Investors' are still more in love with bonds than stocks

With the stock market at all-time highs, the research team at Barclays considers what’s next.

Barclays global head of asset allocation Jim McCormick considers the performance of stocks relative to bonds.

“A key macro trend in 2015 is the outperformance of equity vs. fixed income,” Barclays Jim McCormick said in a note to clients on Thursday. “We see compelling reasons for the relative outperformance of equity to continue.”

Among other things, McCormick considers the recent history of fund flows between equity funds and bond funds since the financial crisis.

“[M]any measures of flow and positioning suggest investors have yet to catch up with the underlying improvement in relative equity performance.”

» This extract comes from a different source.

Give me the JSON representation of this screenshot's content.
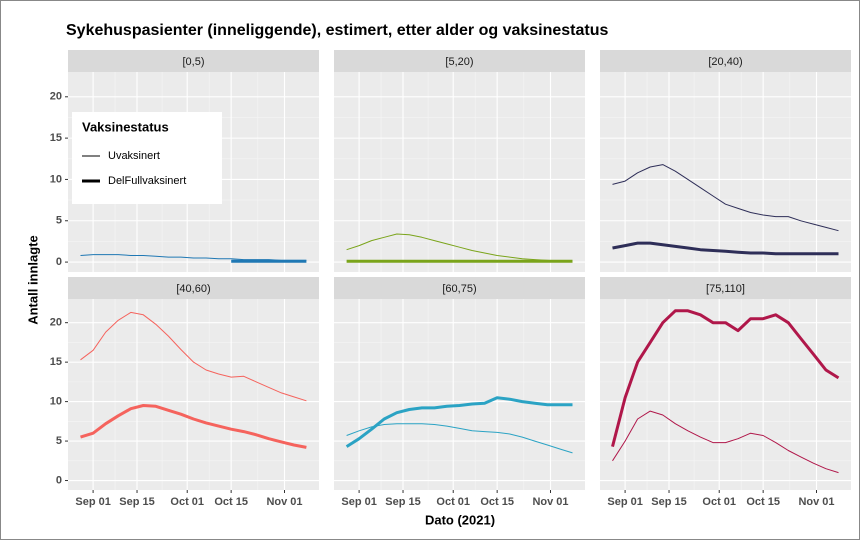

Here’s more from McCormick: “From 2009 through late 2012, bond inflows overwhelmed equity inflows despite the underlying strength in global equity markets. This then turned in early 2013, especially after Fed Chairman Bernanke’s speech in May (the mini “great rotation”, in other words). But since the start of 2014, flows have again shifted in favour of bonds, a trend that gained steam in H2 14, as fears of deflation started setting in. It is still early days, but it is notable that flows have yet to track the outperformance of equities relative to bonds so far this year — in 2013, the turn in flows actually led the fixed income sell-off.”

McCormick said his data on asset allocation in the $US2 trillion fund management industry imply exposure to stocks has fallen significantly. “The beta of their portfolio to equity markets is currently 0.55, compared with an average of 0.65 over the past 10 years. Assuming the betas are representative of equity weights, this would mean somewhere near $US100 billion of relative flows to equities just to get back to neutral.”

To be clear, just because Barclays expects stocks to outperform bonds doesn’t necessarily mean they expect stock prices to go up. Stock can just do less bad than bonds. Indeed, Barclays US equity strategist Jonathan Glionna expects the S&P 500 to end the year at 2,100, which is down slightly from the th 2,130 level we’re seeing today.